An Efficient Massive MIMO Detector Based on Second-Order Richardson Iteration: From Algorithm to Flexible Architecture

Aiming at reducing the complexity of minimum mean square error (MMSE) detection in massive multiple-input multiple-output (MIMO) systems, this paper proposes a detection algorithm with high convergence rate and an efficient hardware architecture based on second-order Richardson iteration (SORI). In the proposed algorithm, a pre-iteration-based initialization method is presented to accelerate the convergence without extra complexity. In addition, the approximation of relaxation factor and the log-likelihood ratio (LLR) is introduced to further reduce computing load.
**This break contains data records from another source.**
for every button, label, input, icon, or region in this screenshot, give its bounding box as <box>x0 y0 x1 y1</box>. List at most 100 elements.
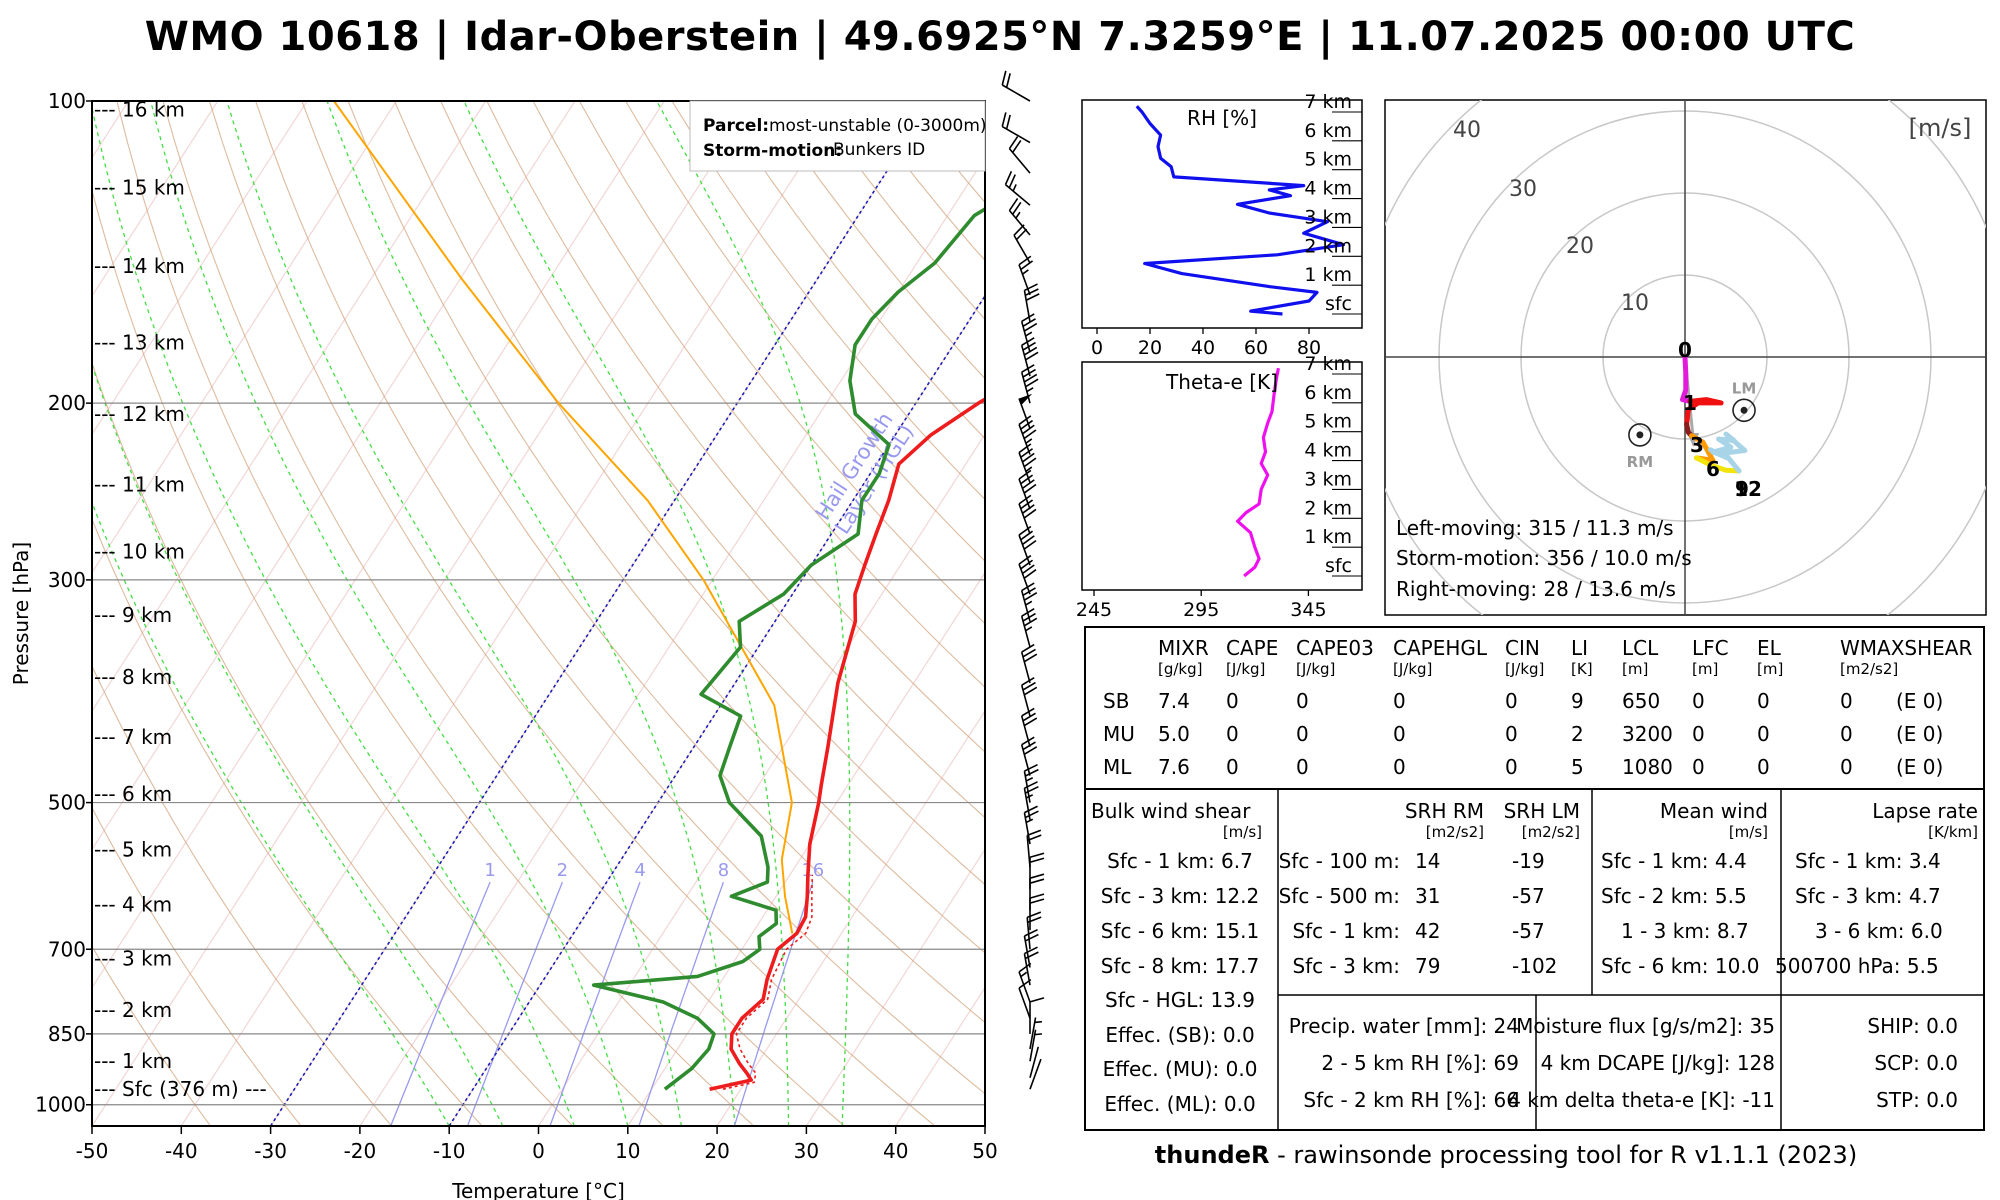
wind-barb-feather <box>1018 255 1032 266</box>
indices-header-name: CIN <box>1505 636 1540 660</box>
height-label: --- 16 km <box>94 98 185 122</box>
indices-cell: 0 <box>1757 689 1770 713</box>
wind-barb-feather <box>1005 114 1011 130</box>
wind-barb-half-feather <box>1012 184 1017 192</box>
srh-row-label: Sfc - 3 km: <box>1292 954 1400 978</box>
indices-cell: 0 <box>1393 755 1406 779</box>
wind-barb-feather <box>1021 337 1035 346</box>
virtual-temperature-profile <box>722 874 814 1090</box>
x-tick-label: 345 <box>1290 599 1326 621</box>
indices-header-unit: [J/kg] <box>1226 660 1265 678</box>
height-tick-label: 4 km <box>1304 178 1352 200</box>
wind-barb <box>1018 443 1037 483</box>
wind-barb-half-feather <box>1022 269 1029 275</box>
wind-barb-feather <box>1001 70 1007 86</box>
moist-adiabat <box>463 101 790 1126</box>
wind-barb-feather <box>1026 829 1042 837</box>
x-tick-label: 60 <box>1244 337 1268 359</box>
wind-barb-feather <box>1024 928 1038 937</box>
wind-barb-staff <box>1018 987 1031 1019</box>
legend-parcel-key: Parcel: <box>703 116 769 136</box>
wind-barb-feather <box>1020 260 1034 271</box>
moisture-row: Sfc - 2 km RH [%]: 66 <box>1303 1088 1519 1112</box>
legend-storm-key: Storm-motion: <box>703 141 842 161</box>
wind-barb-feather <box>1011 139 1022 153</box>
wind-barb-feather <box>1022 452 1035 463</box>
height-tick-label: 6 km <box>1304 382 1352 404</box>
lapse-rate-row: 3 - 6 km: 6.0 <box>1815 919 1943 943</box>
wind-barb-staff <box>1020 590 1031 622</box>
wind-barb-feather <box>1029 852 1045 859</box>
srh-rm-value: 79 <box>1415 954 1440 978</box>
wind-barb-feather <box>1024 763 1038 772</box>
x-tick-label: 20 <box>1138 337 1162 359</box>
flux-row: 4 km DCAPE [J/kg]: 128 <box>1541 1051 1775 1075</box>
bulk-shear-row: Sfc - HGL: 13.9 <box>1105 988 1255 1012</box>
hodograph-ring-label: 10 <box>1621 291 1649 316</box>
indices-cell: 0 <box>1393 689 1406 713</box>
dry-adiabat <box>92 517 483 1126</box>
indices-table: MIXR[g/kg]CAPE[J/kg]CAPE03[J/kg]CAPEHGL[… <box>1084 626 1985 1131</box>
wind-barb-feather <box>1029 857 1045 864</box>
height-label: --- 5 km <box>94 838 172 862</box>
dry-adiabat <box>92 806 302 1126</box>
y-tick-label: 1000 <box>35 1093 86 1117</box>
indices-cell: 0 <box>1757 755 1770 779</box>
wind-barb <box>1023 946 1039 986</box>
wind-barb-half-feather <box>1025 626 1033 632</box>
wind-barb-feather <box>1015 228 1028 241</box>
wind-barb <box>1023 805 1039 845</box>
mixing-ratio-line <box>390 881 491 1126</box>
indices-header-unit: [J/kg] <box>1393 660 1432 678</box>
bulk-shear-row: Sfc - 8 km: 17.7 <box>1101 954 1259 978</box>
wind-barb-feather <box>1018 494 1032 505</box>
wind-barb-feather <box>1022 535 1035 546</box>
dry-adiabat <box>255 101 985 1095</box>
wind-barb-staff <box>1026 917 1031 950</box>
moist-adiabat <box>226 101 683 1126</box>
indices-header-name: EL <box>1757 636 1782 660</box>
indices-cell: ML <box>1103 755 1132 779</box>
isotherm <box>92 101 487 713</box>
wind-barb-feather <box>1018 469 1032 480</box>
wind-barb-feather <box>1021 707 1035 717</box>
srh-row-label: Sfc - 500 m: <box>1279 884 1400 908</box>
wind-barb-feather <box>1021 643 1035 653</box>
isotherm <box>92 101 219 298</box>
height-label: --- 6 km <box>94 782 172 806</box>
wind-barb-half-feather <box>1025 600 1033 606</box>
wind-barb-feather <box>1029 893 1045 899</box>
x-tick-label: 30 <box>794 1139 819 1163</box>
indices-cell: (E 0) <box>1896 689 1943 713</box>
indices-header-name: LFC <box>1692 636 1729 660</box>
wind-barb-staff <box>1023 935 1031 968</box>
wind-barb <box>1029 893 1045 931</box>
moist-adiabat <box>92 500 450 1126</box>
lapse-rate-row: 500700 hPa: 5.5 <box>1775 954 1939 978</box>
wind-barb <box>1018 494 1037 535</box>
indices-cell: 9 <box>1571 689 1584 713</box>
x-axis-title: Temperature [°C] <box>451 1179 625 1200</box>
indices-cell: SB <box>1103 689 1129 713</box>
storm-motion-label: LM <box>1732 379 1757 397</box>
wind-barb-feather <box>1022 648 1036 658</box>
wind-barb <box>1018 469 1037 510</box>
storm-motion-label: RM <box>1627 453 1653 471</box>
wind-barb-half-feather <box>1025 466 1033 473</box>
wind-barb-feather <box>1023 617 1038 627</box>
wind-barb-feather <box>1024 805 1038 814</box>
wind-barb-feather <box>1025 351 1039 361</box>
moist-adiabat <box>92 362 504 1126</box>
wind-barb <box>1023 763 1039 803</box>
indices-cell: 0 <box>1505 755 1518 779</box>
indices-header-unit: [m2/s2] <box>1840 660 1898 678</box>
wind-barb-half-feather <box>1034 1020 1043 1024</box>
indices-cell: 1080 <box>1622 755 1673 779</box>
height-tick-label: 5 km <box>1304 149 1352 171</box>
wind-barb-staff <box>1023 290 1031 323</box>
wind-barbs <box>1001 70 1045 1090</box>
indices-header-unit: [J/kg] <box>1296 660 1335 678</box>
mean-wind-unit: [m/s] <box>1729 823 1768 841</box>
skew-t-axes: -50 -40 -30 -20 -10 0 10 20 30 40 50 Temperature [°… <box>9 89 998 1200</box>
Theoretical analysis demonstrates the advantages of the proposed algorithm in fast convergence and low complexity, and simulation results show that the proposed algorithm can efficiently approach MMSE performance. Based on this algorithm, a flexible hardware architecture is designed, which is deeply pipelined to support $128\times U$ ( $8\leq U\leq 32$ ) massive MIMO detection with the configurable number of iterations, and a folded dual-mode systolic array (DMSA) is fully utilized to achieve the flexibility with low hardware consumption. Implemented on Xilinx Virtex-7 FPGA and SMIC 40nm CMOS technology, the proposed detector is competitive in terms of energy and area efficiency compared to state-of-the-art iterative detectors, and it can adapt to the varied channel condition and the number of users in massive MIMO systems.